7. The computer generates a plurality of pieces of matching data used to estimate a state of the equipment, the matching data corresponding to construction conditions that are conditions when the equipment is constructed; The computer acquires sensor data of a diagnosis target device that is a device that has been installed, A data processing method in which the computer compares the sensor data with the plurality of comparison data and estimates a state of the diagnosis target device, The data processing method in which the computer generates a plurality of pieces of verification data corresponding to a plurality of construction conditions before acquiring the sensor data.
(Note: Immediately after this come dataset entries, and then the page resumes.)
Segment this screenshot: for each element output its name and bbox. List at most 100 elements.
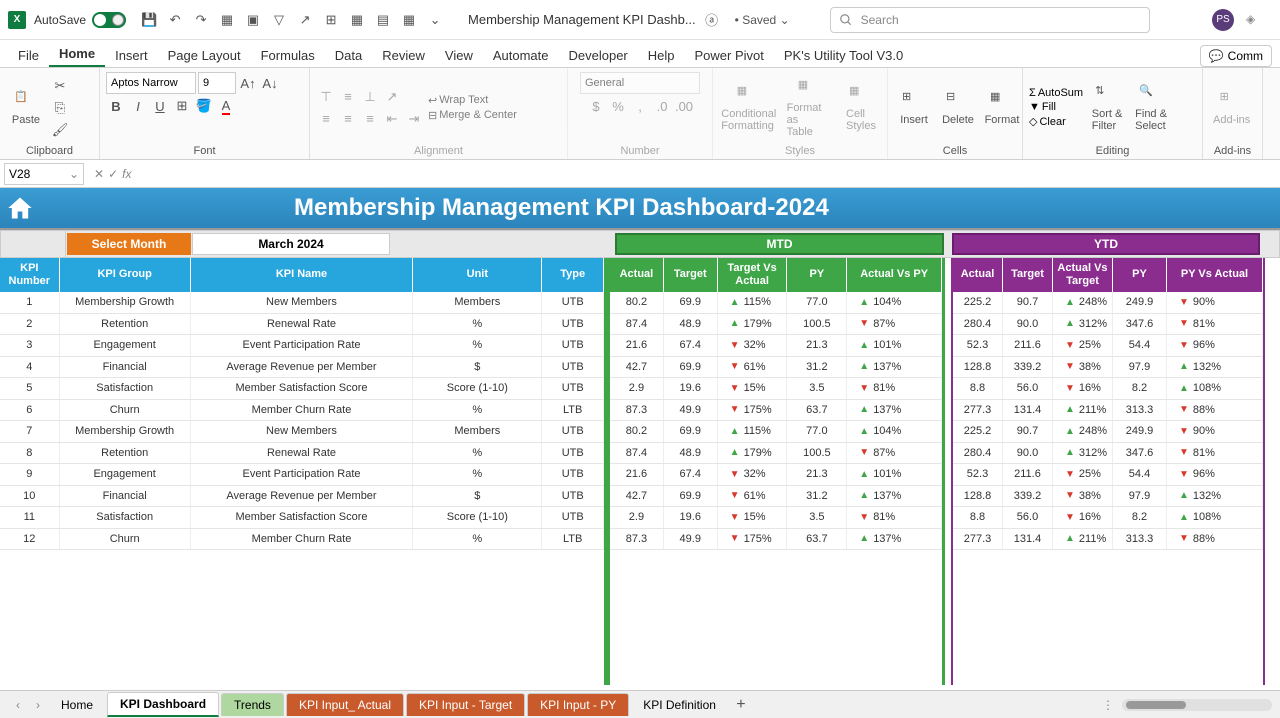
table-row[interactable]: 5 Satisfaction Member Satisfaction Score… (0, 378, 604, 400)
menu-data[interactable]: Data (325, 44, 372, 67)
enter-icon[interactable]: ✓ (108, 167, 118, 181)
indent-dec-icon[interactable]: ⇤ (382, 109, 402, 129)
table-row[interactable]: 8 Retention Renewal Rate % UTB (0, 443, 604, 465)
table-row[interactable]: 280.4 90.0 ▲312% 347.6 ▼81% (953, 314, 1263, 336)
table-row[interactable]: 87.3 49.9 ▼175% 63.7 ▲137% (610, 529, 942, 551)
table-row[interactable]: 225.2 90.7 ▲248% 249.9 ▼90% (953, 292, 1263, 314)
search-box[interactable]: Search (830, 7, 1150, 33)
autosave-toggle[interactable] (92, 12, 126, 28)
table-row[interactable]: 87.3 49.9 ▼175% 63.7 ▲137% (610, 400, 942, 422)
copy-icon[interactable]: ⎘ (50, 98, 70, 118)
table-row[interactable]: 2.9 19.6 ▼15% 3.5 ▼81% (610, 507, 942, 529)
comma-icon[interactable]: , (630, 96, 650, 116)
inc-dec-icon[interactable]: .0 (652, 96, 672, 116)
tab-kpi-actual[interactable]: KPI Input_ Actual (286, 693, 404, 716)
align-right-icon[interactable]: ≡ (360, 109, 380, 129)
align-mid-icon[interactable]: ≡ (338, 87, 358, 107)
table-row[interactable]: 10 Financial Average Revenue per Member … (0, 486, 604, 508)
border-icon[interactable]: ⊞ (172, 96, 192, 116)
diamond-icon[interactable]: ◈ (1246, 12, 1262, 28)
tab-kpi-definition[interactable]: KPI Definition (631, 694, 728, 716)
table-row[interactable]: 80.2 69.9 ▲115% 77.0 ▲104% (610, 421, 942, 443)
table-row[interactable]: 12 Churn Member Churn Rate % LTB (0, 529, 604, 551)
underline-icon[interactable]: U (150, 96, 170, 116)
table-row[interactable]: 2 Retention Renewal Rate % UTB (0, 314, 604, 336)
sheet-next-icon[interactable]: › (28, 698, 48, 712)
undo-icon[interactable]: ↶ (167, 12, 183, 28)
comments-button[interactable]: 💬Comm (1200, 45, 1272, 67)
orient-icon[interactable]: ↗ (382, 87, 402, 107)
table-row[interactable]: 6 Churn Member Churn Rate % LTB (0, 400, 604, 422)
sort-filter-button[interactable]: ⇅Sort & Filter (1087, 82, 1127, 134)
menu-pk[interactable]: PK's Utility Tool V3.0 (774, 44, 913, 67)
horizontal-scrollbar[interactable] (1122, 699, 1272, 711)
table-row[interactable]: 87.4 48.9 ▲179% 100.5 ▼87% (610, 314, 942, 336)
percent-icon[interactable]: % (608, 96, 628, 116)
qa-icon-2[interactable]: ▣ (245, 12, 261, 28)
align-bot-icon[interactable]: ⊥ (360, 87, 380, 107)
qa-more-icon[interactable]: ⌄ (427, 12, 443, 28)
accessibility-icon[interactable]: ⓐ (704, 12, 720, 28)
table-row[interactable]: 280.4 90.0 ▲312% 347.6 ▼81% (953, 443, 1263, 465)
autosum-button[interactable]: ΣAutoSum (1029, 87, 1083, 99)
table-row[interactable]: 128.8 339.2 ▼38% 97.9 ▲132% (953, 357, 1263, 379)
align-top-icon[interactable]: ⊤ (316, 87, 336, 107)
font-size[interactable] (198, 72, 236, 94)
indent-inc-icon[interactable]: ⇥ (404, 109, 424, 129)
format-table-button[interactable]: ▦Format as Table (783, 76, 837, 140)
table-row[interactable]: 80.2 69.9 ▲115% 77.0 ▲104% (610, 292, 942, 314)
number-format[interactable] (580, 72, 700, 94)
tab-kpi-target[interactable]: KPI Input - Target (406, 693, 525, 716)
qa-icon-7[interactable]: ▤ (375, 12, 391, 28)
redo-icon[interactable]: ↷ (193, 12, 209, 28)
paste-button[interactable]: 📋Paste (6, 88, 46, 128)
cell-styles-button[interactable]: ▦Cell Styles (841, 82, 881, 134)
menu-powerpivot[interactable]: Power Pivot (685, 44, 774, 67)
table-row[interactable]: 21.6 67.4 ▼32% 21.3 ▲101% (610, 464, 942, 486)
align-center-icon[interactable]: ≡ (338, 109, 358, 129)
add-sheet-button[interactable]: + (729, 696, 753, 714)
grow-font-icon[interactable]: A↑ (238, 73, 258, 93)
fx-icon[interactable]: fx (122, 167, 131, 181)
menu-developer[interactable]: Developer (559, 44, 638, 67)
shrink-font-icon[interactable]: A↓ (260, 73, 280, 93)
qa-icon-1[interactable]: ▦ (219, 12, 235, 28)
qa-icon-5[interactable]: ⊞ (323, 12, 339, 28)
tab-trends[interactable]: Trends (221, 693, 284, 716)
user-avatar[interactable]: PS (1212, 9, 1234, 31)
table-row[interactable]: 42.7 69.9 ▼61% 31.2 ▲137% (610, 357, 942, 379)
font-color-icon[interactable]: A (216, 96, 236, 116)
align-left-icon[interactable]: ≡ (316, 109, 336, 129)
menu-pagelayout[interactable]: Page Layout (158, 44, 251, 67)
table-row[interactable]: 3 Engagement Event Participation Rate % … (0, 335, 604, 357)
insert-button[interactable]: ⊞Insert (894, 88, 934, 128)
formula-input[interactable] (137, 163, 1280, 185)
table-row[interactable]: 277.3 131.4 ▲211% 313.3 ▼88% (953, 400, 1263, 422)
cond-format-button[interactable]: ▦Conditional Formatting (719, 82, 779, 134)
dec-dec-icon[interactable]: .00 (674, 96, 694, 116)
table-row[interactable]: 52.3 211.6 ▼25% 54.4 ▼96% (953, 335, 1263, 357)
table-row[interactable]: 8.8 56.0 ▼16% 8.2 ▲108% (953, 507, 1263, 529)
table-row[interactable]: 8.8 56.0 ▼16% 8.2 ▲108% (953, 378, 1263, 400)
table-row[interactable]: 21.6 67.4 ▼32% 21.3 ▲101% (610, 335, 942, 357)
tab-kpi-dashboard[interactable]: KPI Dashboard (107, 692, 219, 717)
table-row[interactable]: 225.2 90.7 ▲248% 249.9 ▼90% (953, 421, 1263, 443)
table-row[interactable]: 277.3 131.4 ▲211% 313.3 ▼88% (953, 529, 1263, 551)
table-row[interactable]: 7 Membership Growth New Members Members … (0, 421, 604, 443)
qa-icon-6[interactable]: ▦ (349, 12, 365, 28)
format-painter-icon[interactable]: 🖌 (50, 120, 70, 140)
find-select-button[interactable]: 🔍Find & Select (1131, 82, 1171, 134)
table-row[interactable]: 9 Engagement Event Participation Rate % … (0, 464, 604, 486)
menu-review[interactable]: Review (372, 44, 435, 67)
name-box[interactable]: V28⌄ (4, 163, 84, 185)
format-button[interactable]: ▦Format (982, 88, 1022, 128)
sheet-prev-icon[interactable]: ‹ (8, 698, 28, 712)
menu-file[interactable]: File (8, 44, 49, 67)
tab-kpi-py[interactable]: KPI Input - PY (527, 693, 629, 716)
table-row[interactable]: 1 Membership Growth New Members Members … (0, 292, 604, 314)
menu-insert[interactable]: Insert (105, 44, 158, 67)
month-selector[interactable]: March 2024 (192, 233, 390, 255)
table-row[interactable]: 42.7 69.9 ▼61% 31.2 ▲137% (610, 486, 942, 508)
qa-icon-4[interactable]: ↗ (297, 12, 313, 28)
save-icon[interactable]: 💾 (141, 12, 157, 28)
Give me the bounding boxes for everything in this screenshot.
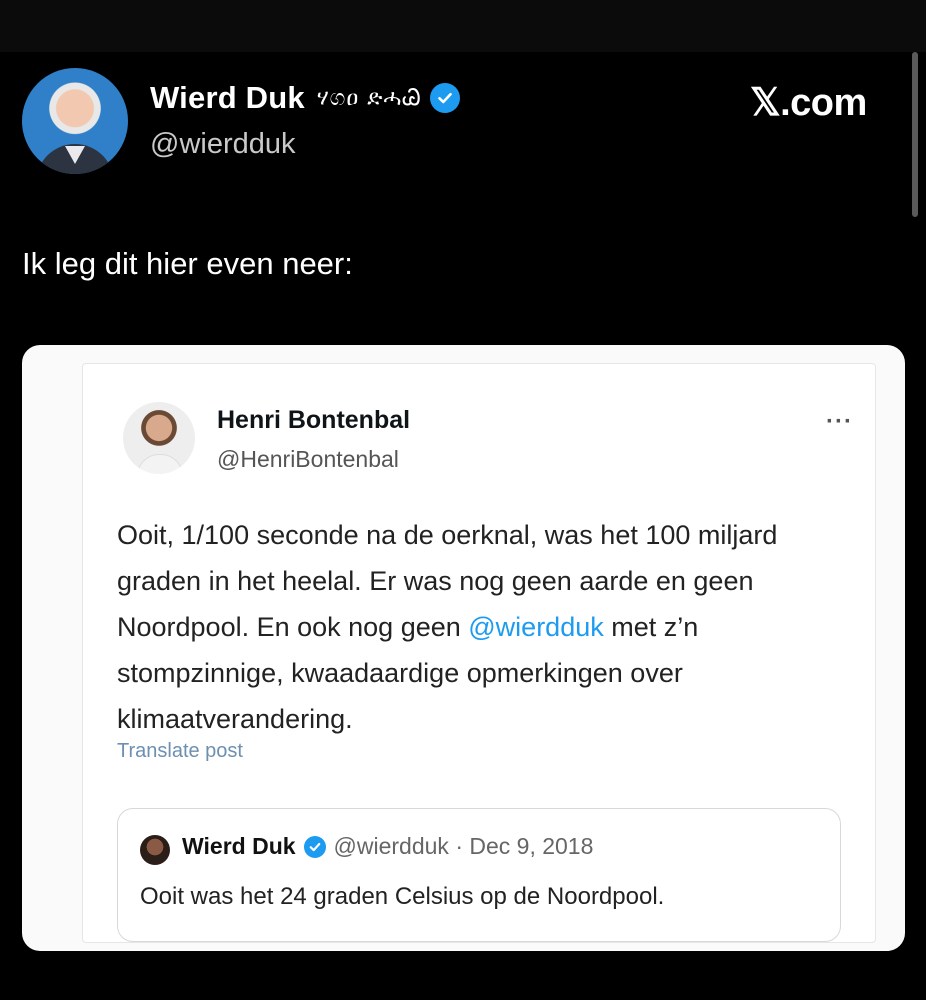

8. A matching data generation process for generating a plurality of matching data used to estimate a state of the equipment in accordance with a construction condition that is a condition when the equipment is constructed; A sensor data acquisition process for acquiring sensor data of a diagnosis target device which is a device that has been installed; A data processing program for causing a computer to execute a state estimation process of collating the sensor data with the plurality of collation data and estimating a state of the diagnosis target device, In the matching data generation process, A data processing program that causes the computer to generate a plurality of pieces of collation data corresponding to a plurality of construction conditions before the sensor data is acquired by the sensor data acquisition process.